Your loyalty strategy needs to surprise and delight your customers in order to keep them coming back, and ultimately to drive deep devotion to your brand. By providing something a little bit special and unexpected, you let your customers know that they’re valued and not just being asked to collect points for the sake of collecting points. In order to remain competitive and capture the attention of your customers, you also need to ensure that your programme is sufficiently different from others in the market; your program needs to get you noticed!


6) Your programme is too complicated

If you are running a “published” loyalty program (as opposed to a program which your customers are not aware that they are members of such as many luxury retailers use) updating and adding features to entice new subscribers while ensuring that your programme doesn’t get too complicated is a delicate balancing act. Too many features and “rules” turn people off and simplicity, both in execution and in its purpose, should be front of mind. Customers need to understand the value of their participation, how they will be rewarded for their loyalty and how they can reach the next tier. Your loyalty programme must also be consistent wherever your customer chooses to shop, whether it’s online or in store. Rewards and perks should carry over and the personalisation and assistance that you provide online should also be present when in your physical store too.

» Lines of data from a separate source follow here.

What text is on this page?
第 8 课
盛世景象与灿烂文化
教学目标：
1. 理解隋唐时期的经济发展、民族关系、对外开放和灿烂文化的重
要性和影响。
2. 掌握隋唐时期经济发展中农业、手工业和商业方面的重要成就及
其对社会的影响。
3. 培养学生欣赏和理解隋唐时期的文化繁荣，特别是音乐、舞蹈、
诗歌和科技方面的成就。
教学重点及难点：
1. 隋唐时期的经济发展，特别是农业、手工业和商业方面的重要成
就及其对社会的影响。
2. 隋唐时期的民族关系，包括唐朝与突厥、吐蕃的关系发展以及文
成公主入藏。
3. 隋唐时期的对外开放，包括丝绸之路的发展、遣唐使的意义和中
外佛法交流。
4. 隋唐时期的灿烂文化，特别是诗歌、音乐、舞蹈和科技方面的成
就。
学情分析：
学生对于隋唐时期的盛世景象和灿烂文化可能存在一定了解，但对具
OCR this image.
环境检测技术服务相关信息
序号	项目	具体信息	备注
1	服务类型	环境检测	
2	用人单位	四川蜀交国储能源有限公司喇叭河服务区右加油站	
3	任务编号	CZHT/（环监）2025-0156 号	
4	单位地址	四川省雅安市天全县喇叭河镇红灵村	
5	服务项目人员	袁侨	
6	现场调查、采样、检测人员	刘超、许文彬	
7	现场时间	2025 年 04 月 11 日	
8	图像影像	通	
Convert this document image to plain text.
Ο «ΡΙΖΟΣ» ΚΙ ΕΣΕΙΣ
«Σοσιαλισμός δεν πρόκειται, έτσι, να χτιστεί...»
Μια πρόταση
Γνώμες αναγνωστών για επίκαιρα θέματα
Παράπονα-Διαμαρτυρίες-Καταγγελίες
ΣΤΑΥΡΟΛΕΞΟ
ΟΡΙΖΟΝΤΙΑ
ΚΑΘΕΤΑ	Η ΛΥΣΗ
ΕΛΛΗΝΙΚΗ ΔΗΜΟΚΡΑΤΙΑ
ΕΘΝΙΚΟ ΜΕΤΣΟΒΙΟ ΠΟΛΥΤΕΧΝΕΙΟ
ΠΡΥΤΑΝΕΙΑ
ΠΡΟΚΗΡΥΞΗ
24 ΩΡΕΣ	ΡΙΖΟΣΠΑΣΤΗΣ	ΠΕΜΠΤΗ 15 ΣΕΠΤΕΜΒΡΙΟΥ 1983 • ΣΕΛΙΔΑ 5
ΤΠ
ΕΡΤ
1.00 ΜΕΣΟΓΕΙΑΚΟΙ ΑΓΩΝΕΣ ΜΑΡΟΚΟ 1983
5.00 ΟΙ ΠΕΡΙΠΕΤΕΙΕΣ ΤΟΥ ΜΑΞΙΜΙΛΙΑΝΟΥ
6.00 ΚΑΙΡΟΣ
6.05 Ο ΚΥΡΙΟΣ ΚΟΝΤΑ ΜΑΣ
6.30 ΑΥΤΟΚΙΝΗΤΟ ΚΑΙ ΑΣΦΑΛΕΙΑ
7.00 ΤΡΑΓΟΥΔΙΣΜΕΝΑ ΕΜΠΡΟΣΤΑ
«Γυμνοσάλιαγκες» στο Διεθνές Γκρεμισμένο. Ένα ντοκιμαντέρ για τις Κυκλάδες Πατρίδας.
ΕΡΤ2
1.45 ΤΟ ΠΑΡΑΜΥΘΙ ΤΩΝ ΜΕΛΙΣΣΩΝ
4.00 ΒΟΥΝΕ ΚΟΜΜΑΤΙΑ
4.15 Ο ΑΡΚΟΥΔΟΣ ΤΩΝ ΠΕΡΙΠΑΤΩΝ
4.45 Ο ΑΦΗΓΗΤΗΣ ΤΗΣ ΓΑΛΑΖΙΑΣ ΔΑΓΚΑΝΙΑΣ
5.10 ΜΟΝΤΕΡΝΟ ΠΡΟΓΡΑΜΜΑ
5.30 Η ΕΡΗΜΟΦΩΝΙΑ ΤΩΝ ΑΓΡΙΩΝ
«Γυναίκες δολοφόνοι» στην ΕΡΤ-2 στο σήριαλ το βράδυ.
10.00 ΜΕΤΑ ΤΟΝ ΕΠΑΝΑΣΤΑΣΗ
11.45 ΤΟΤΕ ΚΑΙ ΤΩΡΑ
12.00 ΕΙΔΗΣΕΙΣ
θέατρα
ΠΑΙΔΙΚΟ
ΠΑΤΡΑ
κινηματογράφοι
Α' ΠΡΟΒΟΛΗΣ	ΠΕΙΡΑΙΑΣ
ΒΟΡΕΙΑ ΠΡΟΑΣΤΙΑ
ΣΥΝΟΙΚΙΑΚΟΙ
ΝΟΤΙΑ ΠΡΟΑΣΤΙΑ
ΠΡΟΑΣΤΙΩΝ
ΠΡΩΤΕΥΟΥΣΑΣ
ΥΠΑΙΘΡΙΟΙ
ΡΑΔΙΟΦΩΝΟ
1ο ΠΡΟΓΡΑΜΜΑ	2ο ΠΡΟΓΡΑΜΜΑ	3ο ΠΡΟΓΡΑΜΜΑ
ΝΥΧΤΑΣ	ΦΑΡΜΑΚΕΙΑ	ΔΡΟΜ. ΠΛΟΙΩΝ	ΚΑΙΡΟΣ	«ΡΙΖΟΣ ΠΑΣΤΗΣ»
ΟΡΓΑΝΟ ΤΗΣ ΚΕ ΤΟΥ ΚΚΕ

7) Loyalty isn’t tracked and targets aren’t set

Too many businesses are finding it difficult to prove that their loyalty programmes are commercially viable; this is partly because they are not properly tracking their loyalty programmes or setting themselves targets for what they want their programme to drive. How can a brand measure success if goals aren’t put in place? Frequently loyalty programmes are abandoned because you’ve not done the upfront analysis of what the success metrics should be; and there should be more than one!  Additionally, the costs of running the loyalty programme can exceed the perceived value the program is bringing to your business; this is particularly true if your sole KPI is transactional revenue.   KPIs should be set across every touchpoint, whether you’re tracking new sign-ups, repeat purchases or positive reviews and customer advocacy such as referrals. It should also be clear how ROI is going to be measured and improved.  To achieve this, loyalty strategy has to extend beyond the marketing department; loyalty metrics just be set for all areas of the business from logistics and fulfilment to digital experience teams and of course product development and sales departments. 


8) Your programme only rewards transactional customer behaviour

Customers will only engage with a rewards programme if they feel they are being adequately rewarded. The most common customer complaint with loyalty programmes is that it takes too long to accumulate enough points or rewards to see any benefit. If you’re a valued customer, you should expect to see rewards from day one, and you should also see the programme working beyond a transactional level.  A loyalty strategy shouldn’t just reward purchases, but also customer advocacy, attending events, or simply for being a longstanding and therefore valued member.